The Golden Rule: Never Burn Bridges
Once upon a time, in a former life of mine, I made my living as a full-time musician. I played guitar, wrote and sang songs, did comedy, recorded a couple of albums, and performed at hundreds of coffeehouses, nightclubs, colleges and concert halls. I toured extensively, opened up for several national acts, and did a lot of radio and TV shows. I met many famous people, and even more unknown but incredibly talented folks along the way. I often tell people that I lived the life of a traveling bohemian artist-musician during that rare window of time between when The Pill came out, and AIDS came in! All in all, I followed my dreams, sewed a lot of wild oats and had a great time! [If you’re curious, check out my Music Website … or if you really want a good laugh, watch this ancient video of me performing the song “Music, Sex & Cookies.”]
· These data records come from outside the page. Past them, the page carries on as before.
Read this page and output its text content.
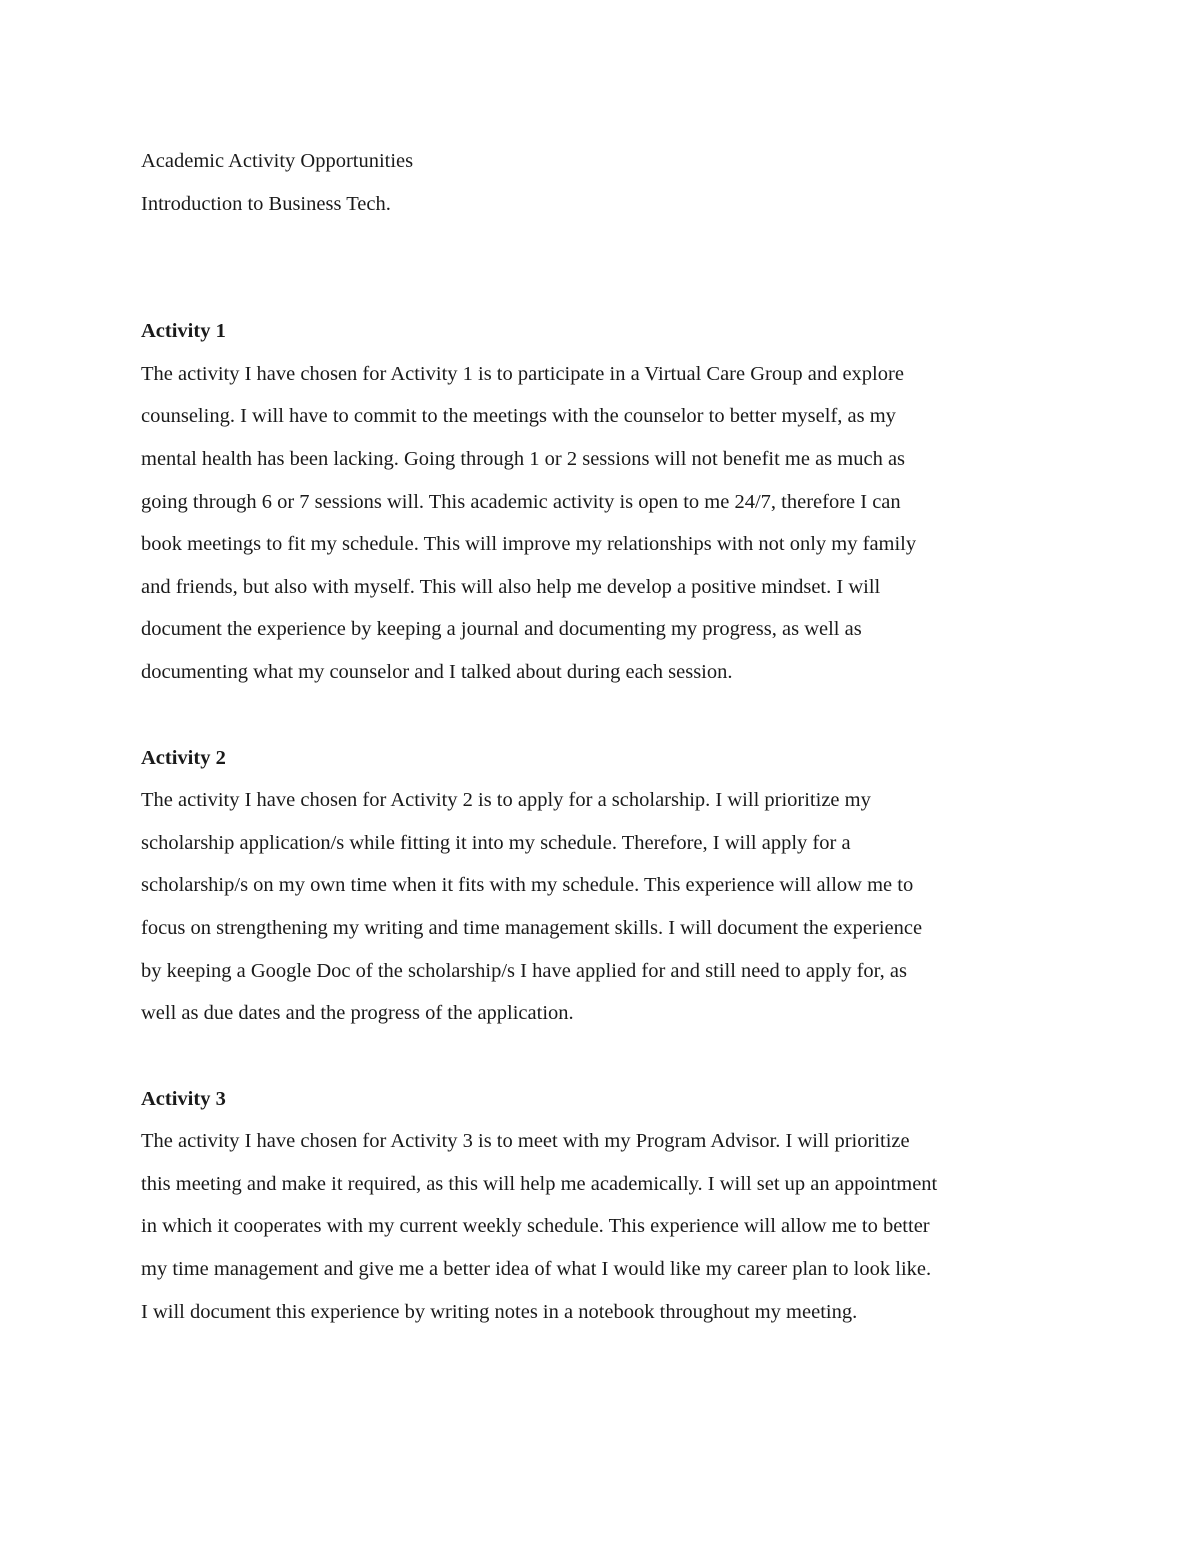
Academic Activity Opportunities
Introduction to Business Tech.
Activity 1
The activity I have chosen for Activity 1 is to participate in a Virtual Care Group and explore
counseling. I will have to commit to the meetings with the counselor to better myself, as my
mental health has been lacking. Going through 1 or 2 sessions will not benefit me as much as
going through 6 or 7 sessions will. This academic activity is open to me 24/7, therefore I can
book meetings to fit my schedule. This will improve my relationships with not only my family
and friends, but also with myself. This will also help me develop a positive mindset. I will
document the experience by keeping a journal and documenting my progress, as well as
documenting what my counselor and I talked about during each session.
Activity 2
The activity I have chosen for Activity 2 is to apply for a scholarship. I will prioritize my
scholarship application/s while fitting it into my schedule. Therefore, I will apply for a
scholarship/s on my own time when it fits with my schedule. This experience will allow me to
focus on strengthening my writing and time management skills. I will document the experience
by keeping a Google Doc of the scholarship/s I have applied for and still need to apply for, as
well as due dates and the progress of the application.
Activity 3
The activity I have chosen for Activity 3 is to meet with my Program Advisor. I will prioritize
this meeting and make it required, as this will help me academically. I will set up an appointment
in which it cooperates with my current weekly schedule. This experience will allow me to better
my time management and give me a better idea of what I would like my career plan to look like.
I will document this experience by writing notes in a notebook throughout my meeting.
There was one piece of advice I got during that time period that I still remember, and have carried with me throughout my successive jobs in the business world. There’s a well-known cliché in the music business that careers are often very short-lived, and that meteoric rises to fame are usually followed by swift drops back into obscurity. One evening I was sharing the bill with another performer who had just such a career arc – he had risen to national fame and huge sellout concerts on the strength of a couple of Top 40 hits from his debut album, and then lacking a strong followup quickly found himself back to playing small clubs and dive bars within a few short years. This guy was actually a really nice, warm, friendly and grounded person, unlike many of the egotistical self-absorbed wannabes I had met over the years. He said something to me that night that I’ll never forget: “Make sure you treat everyone you meet on your way up the ladder with respect and kindness, and don’t forget them … because you’ll meet those same exact people on your way back down on the other side. Never burn bridges!”
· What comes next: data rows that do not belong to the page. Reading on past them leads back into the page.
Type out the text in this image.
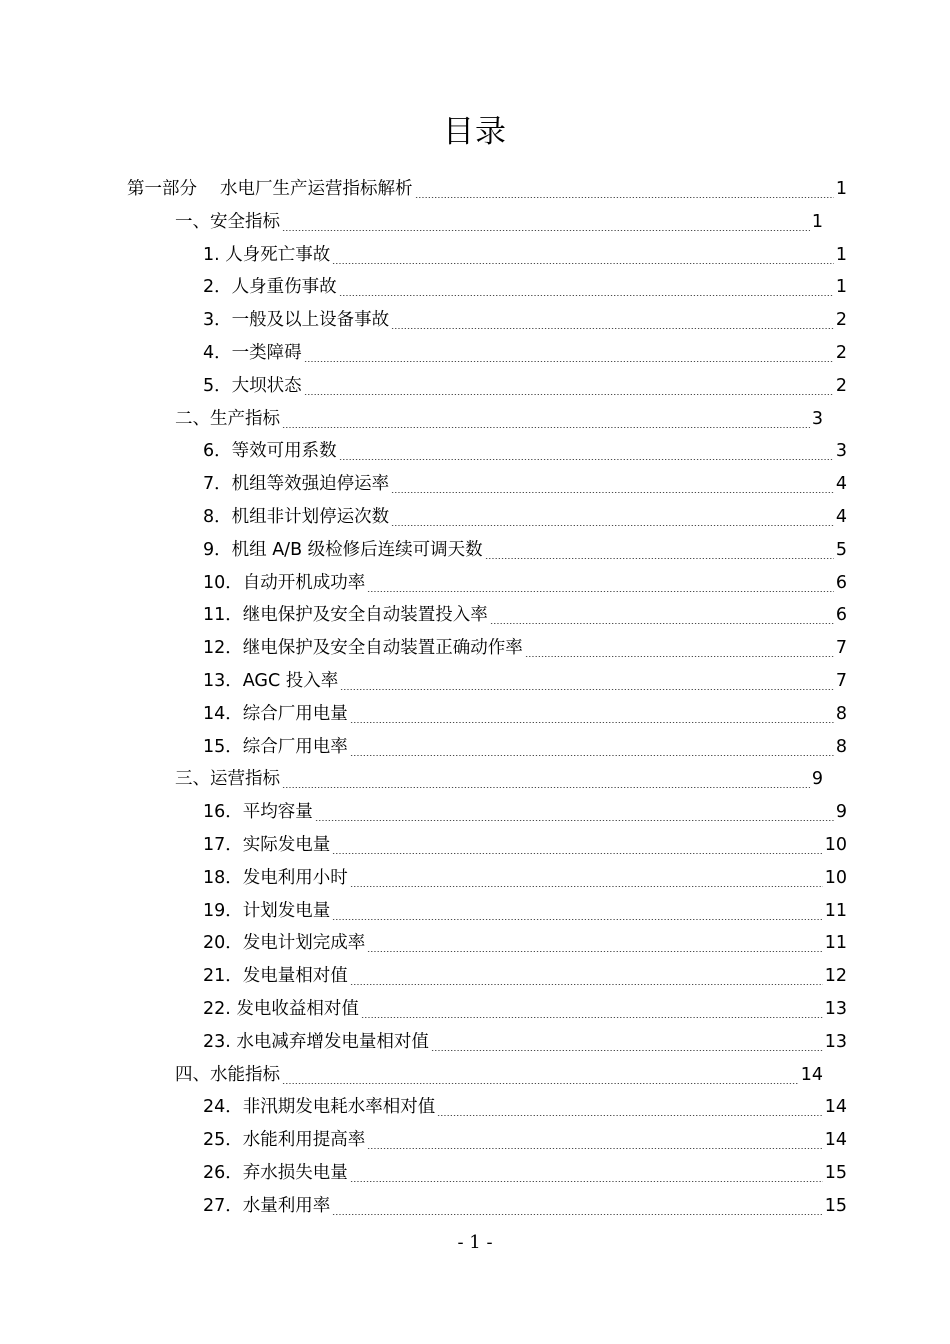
目录
第一部分　 水电厂生产运营指标解析	1
一、安全指标	1
1. 人身死亡事故	1
2．人身重伤事故	1
3．一般及以上设备事故	2
4．一类障碍	2
5．大坝状态	2
二、生产指标	3
6．等效可用系数	3
7．机组等效强迫停运率	4
8．机组非计划停运次数	4
9．机组 A/B 级检修后连续可调天数	5
10．自动开机成功率	6
11．继电保护及安全自动装置投入率	6
12．继电保护及安全自动装置正确动作率	7
13．AGC 投入率	7
14．综合厂用电量	8
15．综合厂用电率	8
三、运营指标	9
16．平均容量	9
17．实际发电量	10
18．发电利用小时	10
19．计划发电量	11
20．发电计划完成率	11
21．发电量相对值	12
22. 发电收益相对值	13
23. 水电减弃增发电量相对值	13
四、水能指标	14
24．非汛期发电耗水率相对值	14
25．水能利用提高率	14
26．弃水损失电量	15
27．水量利用率	15
- 1 -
What great advice that is for job-seekers, or for that matter anyone in the business world! Most careers follow a natural arc. While not usually as dramatic as the quick rises and falls of a career in the entertainment industry, people in every business have successes and failures, and climbs up (and sometimes back down) corporate ladders. The best way to guarantee long-term success is to lay the groundwork for a strong network of relationships all along the way. Remaining conscious of that Golden Rule of always treating people with respect – the way you’d want them to treat you – and realizing that you might cross paths with the same people you do business with today in some other seemingly unrelated situation in the future is key. Obviously, the process of networking as a job-seeking activity can only be made easier by having a stockpile of relationships built up over time spent following this Golden Rule pathway.
I can recall many times as a recruiter when I worked with candidates who later became decision-makers and hiring authorities, and then turned around and used me as a recruiter to help fill jobs at their new companies because they like the way I worked with them. There were also thousands of other candidates that I interviewed and worked with, who for various reasons I couldn’t really help and who didn’t get jobs through me. Even though they didn’t represent immediate payoffs to me as a recruiter (i.e. commissions) I always tried to treat those other candidates with the same attention and respect as the ones I placed. I often re-encountered those candidates later in other situations, and they almost always remembered the way I treated them. Those people often became my future networking contacts, references, customers or business associates in totally unexpected places. You never know when or where you’re going to re-encounter the people you meet and do business with on a day-to-day basis. Throughout life – and especially in business, treating people right is critical. It’s really true that “what goes around, comes around.”
Now I realize that this advice is not always easy to follow. Job-seekers encounter situations almost every day where others seem to be doing the exact opposite. Examples of this are people not returning phone calls or emails, company representatives being unresponsive or ignoring applicants, gatekeepers or HR people or recruiters or interviewers acting unprofessionally, people failing to follow-up with you, etc. – the list seems endless! Exiting a job (especially when it was not your idea) is another example of a situation where following this advice may be particularly difficult. In each of these cases, there is a natural tendency to get angry, blame others and lash out. However, leaving a company on good terms, and in a totally professional manner – no matter what the circumstances – is always the best approach. [See “The Proper Way to Quit a Job.”] Again, you never know where or when you’re going to re-encounter those same people. We’ve all heard the generic interview advice to “never speak ill of your former employers.” As your mother probably told you, if you don’t have something nice to say, then don’t say anything at all! Staying away from any negative talk is always the best tactic. It’s not always easy to do, but remembering the Golden Rule and trying to Never Burn Bridges is a long-term strategy that is guaranteed to put you on the best path for future success.